At the core of our work is a detailed timeline of our understanding of the hack and malware campaign by French and Dutch law enforcement agencies against Encrochat. Our understanding has significantly improved compared to our Real World Crypto (RWC) 2024 talk, also because in the meantime we managed to review more than 3,000 pages of documents that we could not verify to be publicly available.

If you care about the Encrochat story, you might find some new details in our work, as far as we know, not previously reported:

Law enforcement lost the ability to infect devices with their malware within eight days of the campaign starting (but infected devices continued to reveal data to law enforcement as intended).

We resolve the mystery of why the DNS server for encrochat.ch changed on the day the malware campaign started: the hosting provider Gandi made a mistake in implementing a court order.

We also explicitly distinguish between the malware campaign against X2 devices (that started on 1 April) and the malware campaign against the X3 (“Carbon”) devices that started on 12 June (when the infection of X2 devices also resumed). On 13 June 2020, the Encrochat developers pulled the plug on their network after discovering this attack.

A key technical question to resolve to understand the Encrochat hack is how law enforcement was able to deploy malware after compromising the Encrochat servers.

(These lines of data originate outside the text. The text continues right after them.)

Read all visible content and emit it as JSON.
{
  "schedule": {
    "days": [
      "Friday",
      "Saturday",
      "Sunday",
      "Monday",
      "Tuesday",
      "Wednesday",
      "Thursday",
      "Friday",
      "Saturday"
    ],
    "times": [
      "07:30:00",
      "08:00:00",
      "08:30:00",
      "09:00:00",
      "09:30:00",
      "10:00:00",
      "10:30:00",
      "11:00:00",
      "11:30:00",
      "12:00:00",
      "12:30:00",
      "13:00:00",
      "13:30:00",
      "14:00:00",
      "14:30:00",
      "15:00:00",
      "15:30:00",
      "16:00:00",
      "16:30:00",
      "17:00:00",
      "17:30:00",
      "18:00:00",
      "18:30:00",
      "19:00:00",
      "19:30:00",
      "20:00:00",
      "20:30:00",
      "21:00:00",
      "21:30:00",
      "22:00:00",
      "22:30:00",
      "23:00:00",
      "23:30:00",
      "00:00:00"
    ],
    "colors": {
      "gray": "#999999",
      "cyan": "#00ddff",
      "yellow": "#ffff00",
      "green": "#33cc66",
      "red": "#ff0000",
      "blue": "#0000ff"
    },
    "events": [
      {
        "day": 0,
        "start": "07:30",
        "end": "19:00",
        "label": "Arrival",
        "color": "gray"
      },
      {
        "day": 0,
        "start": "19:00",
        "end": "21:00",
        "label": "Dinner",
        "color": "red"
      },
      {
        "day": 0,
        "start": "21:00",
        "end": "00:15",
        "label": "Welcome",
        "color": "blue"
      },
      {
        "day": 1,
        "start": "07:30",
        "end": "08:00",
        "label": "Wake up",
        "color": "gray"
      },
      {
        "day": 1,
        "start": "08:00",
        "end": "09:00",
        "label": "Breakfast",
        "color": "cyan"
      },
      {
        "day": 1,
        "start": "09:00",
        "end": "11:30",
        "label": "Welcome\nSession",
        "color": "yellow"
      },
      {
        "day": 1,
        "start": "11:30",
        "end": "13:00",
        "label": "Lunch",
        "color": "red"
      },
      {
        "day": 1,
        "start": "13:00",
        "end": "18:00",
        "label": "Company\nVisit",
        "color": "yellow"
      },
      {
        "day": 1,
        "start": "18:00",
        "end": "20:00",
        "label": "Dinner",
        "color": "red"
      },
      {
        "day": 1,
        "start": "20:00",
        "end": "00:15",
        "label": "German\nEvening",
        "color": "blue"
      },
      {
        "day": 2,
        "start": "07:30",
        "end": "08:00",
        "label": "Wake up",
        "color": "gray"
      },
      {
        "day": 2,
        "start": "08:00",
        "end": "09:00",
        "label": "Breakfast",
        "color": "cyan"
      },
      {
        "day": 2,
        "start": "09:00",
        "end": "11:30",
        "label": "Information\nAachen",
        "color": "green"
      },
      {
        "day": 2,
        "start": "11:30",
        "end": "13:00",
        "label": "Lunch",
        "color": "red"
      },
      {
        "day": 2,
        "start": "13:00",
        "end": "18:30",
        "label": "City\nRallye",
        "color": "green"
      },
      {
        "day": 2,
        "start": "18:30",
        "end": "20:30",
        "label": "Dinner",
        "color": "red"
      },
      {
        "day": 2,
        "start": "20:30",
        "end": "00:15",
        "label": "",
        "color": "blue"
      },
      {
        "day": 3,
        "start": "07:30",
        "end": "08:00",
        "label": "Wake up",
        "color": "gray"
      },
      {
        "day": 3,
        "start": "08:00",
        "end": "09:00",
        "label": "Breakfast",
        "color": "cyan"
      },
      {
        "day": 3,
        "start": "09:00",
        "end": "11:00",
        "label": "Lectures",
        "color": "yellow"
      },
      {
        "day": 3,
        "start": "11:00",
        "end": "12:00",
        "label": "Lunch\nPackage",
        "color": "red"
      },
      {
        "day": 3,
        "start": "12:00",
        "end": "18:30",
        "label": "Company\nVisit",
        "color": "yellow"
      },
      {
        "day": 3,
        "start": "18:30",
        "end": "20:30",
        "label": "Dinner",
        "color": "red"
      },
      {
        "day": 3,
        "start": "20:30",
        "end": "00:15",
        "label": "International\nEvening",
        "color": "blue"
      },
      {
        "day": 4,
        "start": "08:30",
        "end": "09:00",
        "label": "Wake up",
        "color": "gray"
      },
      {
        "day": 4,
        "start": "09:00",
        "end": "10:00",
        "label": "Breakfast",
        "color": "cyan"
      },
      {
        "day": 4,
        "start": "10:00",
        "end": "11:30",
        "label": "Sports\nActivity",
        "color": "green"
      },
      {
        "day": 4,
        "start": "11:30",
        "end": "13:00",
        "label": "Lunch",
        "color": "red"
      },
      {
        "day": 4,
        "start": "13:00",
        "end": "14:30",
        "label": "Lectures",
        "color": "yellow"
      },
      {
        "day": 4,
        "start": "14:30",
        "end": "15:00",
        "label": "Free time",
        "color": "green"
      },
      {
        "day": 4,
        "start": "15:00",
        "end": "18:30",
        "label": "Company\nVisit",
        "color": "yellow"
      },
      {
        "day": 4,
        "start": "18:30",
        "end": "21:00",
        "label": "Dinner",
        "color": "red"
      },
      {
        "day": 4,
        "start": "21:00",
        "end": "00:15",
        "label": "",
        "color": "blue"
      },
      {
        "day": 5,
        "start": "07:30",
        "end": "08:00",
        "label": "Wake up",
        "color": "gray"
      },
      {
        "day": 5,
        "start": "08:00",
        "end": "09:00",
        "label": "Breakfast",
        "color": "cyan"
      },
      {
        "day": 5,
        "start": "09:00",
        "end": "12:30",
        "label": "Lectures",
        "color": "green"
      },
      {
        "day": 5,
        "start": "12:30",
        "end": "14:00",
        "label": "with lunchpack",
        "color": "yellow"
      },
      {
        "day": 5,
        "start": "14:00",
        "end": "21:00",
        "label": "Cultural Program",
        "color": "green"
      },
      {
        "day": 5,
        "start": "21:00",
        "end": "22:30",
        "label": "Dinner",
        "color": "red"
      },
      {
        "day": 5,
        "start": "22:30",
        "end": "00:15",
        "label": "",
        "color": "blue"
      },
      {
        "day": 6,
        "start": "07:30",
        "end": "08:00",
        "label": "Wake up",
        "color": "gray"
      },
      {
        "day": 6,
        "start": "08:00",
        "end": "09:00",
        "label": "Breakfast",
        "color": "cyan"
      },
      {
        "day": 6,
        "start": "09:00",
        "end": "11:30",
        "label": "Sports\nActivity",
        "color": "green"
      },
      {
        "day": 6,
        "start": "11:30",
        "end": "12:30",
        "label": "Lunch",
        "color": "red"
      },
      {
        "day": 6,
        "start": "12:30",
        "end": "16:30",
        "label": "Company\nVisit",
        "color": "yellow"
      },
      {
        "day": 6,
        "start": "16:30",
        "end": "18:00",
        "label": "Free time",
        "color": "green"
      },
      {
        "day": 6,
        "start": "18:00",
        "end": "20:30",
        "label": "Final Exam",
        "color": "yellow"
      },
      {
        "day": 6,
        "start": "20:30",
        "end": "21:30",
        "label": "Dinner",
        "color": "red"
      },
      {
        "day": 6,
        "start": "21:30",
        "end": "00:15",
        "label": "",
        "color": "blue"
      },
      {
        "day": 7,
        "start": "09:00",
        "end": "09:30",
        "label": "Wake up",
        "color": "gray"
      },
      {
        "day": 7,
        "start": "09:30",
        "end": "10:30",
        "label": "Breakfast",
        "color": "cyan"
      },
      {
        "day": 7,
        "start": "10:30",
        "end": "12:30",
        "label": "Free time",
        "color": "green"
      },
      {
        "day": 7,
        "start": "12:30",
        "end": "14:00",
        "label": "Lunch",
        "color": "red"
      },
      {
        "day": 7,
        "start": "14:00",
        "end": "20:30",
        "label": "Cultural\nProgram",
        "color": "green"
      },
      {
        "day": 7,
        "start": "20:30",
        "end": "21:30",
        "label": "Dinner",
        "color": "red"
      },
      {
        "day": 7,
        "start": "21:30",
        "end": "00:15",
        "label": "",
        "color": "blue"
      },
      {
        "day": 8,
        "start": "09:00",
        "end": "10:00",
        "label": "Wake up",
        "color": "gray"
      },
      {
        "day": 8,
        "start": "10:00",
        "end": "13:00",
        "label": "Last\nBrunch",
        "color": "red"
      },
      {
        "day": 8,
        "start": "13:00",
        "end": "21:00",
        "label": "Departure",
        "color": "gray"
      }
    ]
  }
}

The Android update mechanism (Encrochat was based on Android) is designed to be robust against such a breach: even having full control over the distribution server of software updates should not grant an attacker the ability to inject malware into a software update: the update client is designed to check a digital signature on the software update. Our interpretation of the course of events, based on the data we have reviewed, is that the Encrochat developers left the signing key for these updates on their servers, which would be a major operational security lapse. That said, we only have circumstantial evidence that this was the case.

On the other hand, we do not see how any other vulnerability would have needed to be exploited if the attackers already had the ability to push software updates to Encrochat devices; in contrast to what various online sources assume. That said, it is worth noting that according to French law enforcement, the exploitation of the X3 devices was quite different to that of the X2 devices, but most commentary on Encrochat does not distinguish between these two.

If you care about the cryptographic implications of the hack, it is worth noting that the Encrochat hack corresponds to the model of a covert adversary initially speculatively introduced by Yonatan Aumann and Yehuda Lindell at TCC 2007 as a model between semi-honest (the adversary follows the protocol faithfully but tries to learn information) and fully malicious (the adversary can act arbitrarily). A covert adversary will try to “cheat” when it has a low chance of getting caught or when it deems getting caught worth it. In the case of the Encrochat hack, law enforcement implemented a “threat to life” system where messages were scanned (using keywords, it seems) for life-threatening content which would trigger a mandatory law enforcement response (because the police is legally bound to prevent serious crimes, which may not be the case for intelligence agencies, depending on the legislation).

However, it is also worth noting that while cryptographers (sensibly) model “the adversary” as an algorithm, the Encrochat adversary was not merely an algorithm but an organisation composed of people with their own agenda (the Encrochat hack also leaked early because an analyst for the British police told a contact about it) and which relies on third parties to realise its goals (Gandi making a mistake in implementing the court order).